Most of this was semi-relevant to my position as features editor at The Retriever in 1986-1987. It was an official internship that provided me with course credits as well as $40 a week, which I desperately needed to supplement the grubby cash I earned working up to 30 hours a week as a cocktail waitress, as we were called then.
It’s been nearly 30 years and my memories are more like glimpses. There was one computer that we all shared, it had its own room. Tasks were largely manual; “hard copy” was a real thing.
I remember reviewing “Especially for You” by The Smithereens (liked it) and “Louder Than Bombs” by The Smiths, 1987 (loved it). I really enjoyed an untraditional campus performance of “The Importance of Being Oscar.” An acerbic review of a Neil Simon play got me uninvited to a friend’s soccer match for fear I would judge him as harshly.
In retrospect, I realize that I didn’t have sufficient mind-share for the job I held. I was fiercely concentrated on my studies, my living expenses and my boyfriend, in roughly that order. My inattention to The Retriever even got me suspended for a week, deservedly.
During my senior year, 1986-1987, I even blew what could have been a really impactful story. A friend got a job at the local Holiday Spa and told me that their membership practices were racially discriminatory and she had proof – the pre-printed enrollment forms had a code employees could circle to indicate that an applicant was African-American. Those applicants were then either charged higher rates or rejected for membership altogether.
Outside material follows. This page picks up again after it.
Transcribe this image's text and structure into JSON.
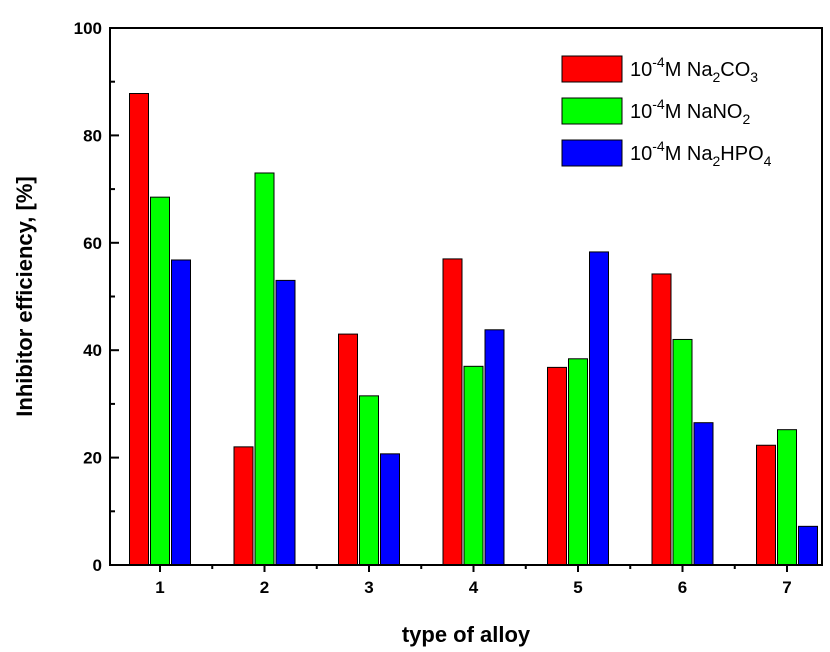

But I wasn’t hard-nosed enough to take on the challenge of investigating. In 1988, a class action lawsuit was filed against Holiday Spas contending that the chain discouraged African-Americans from buying memberships at a majority of its clubs. Who knows whether or not I could have broken the story and if it would have had any impact if I had.
It took me a few more years to realize for certain I wasn’t cut out to be a reporter. In my first job out of college, I spent a year at The Daily Record as a copy editor and then reporter, surrounded by true professionals who lived for the scoop and relished tackling controversial topics. On my last assignment, I interviewed a man whose business had just gone bankrupt; I knew I would never be a journalist.
After I switched to marketing, I spent 23 years at The Baltimore Sun. I finally found a way to be a part of the news business I loved.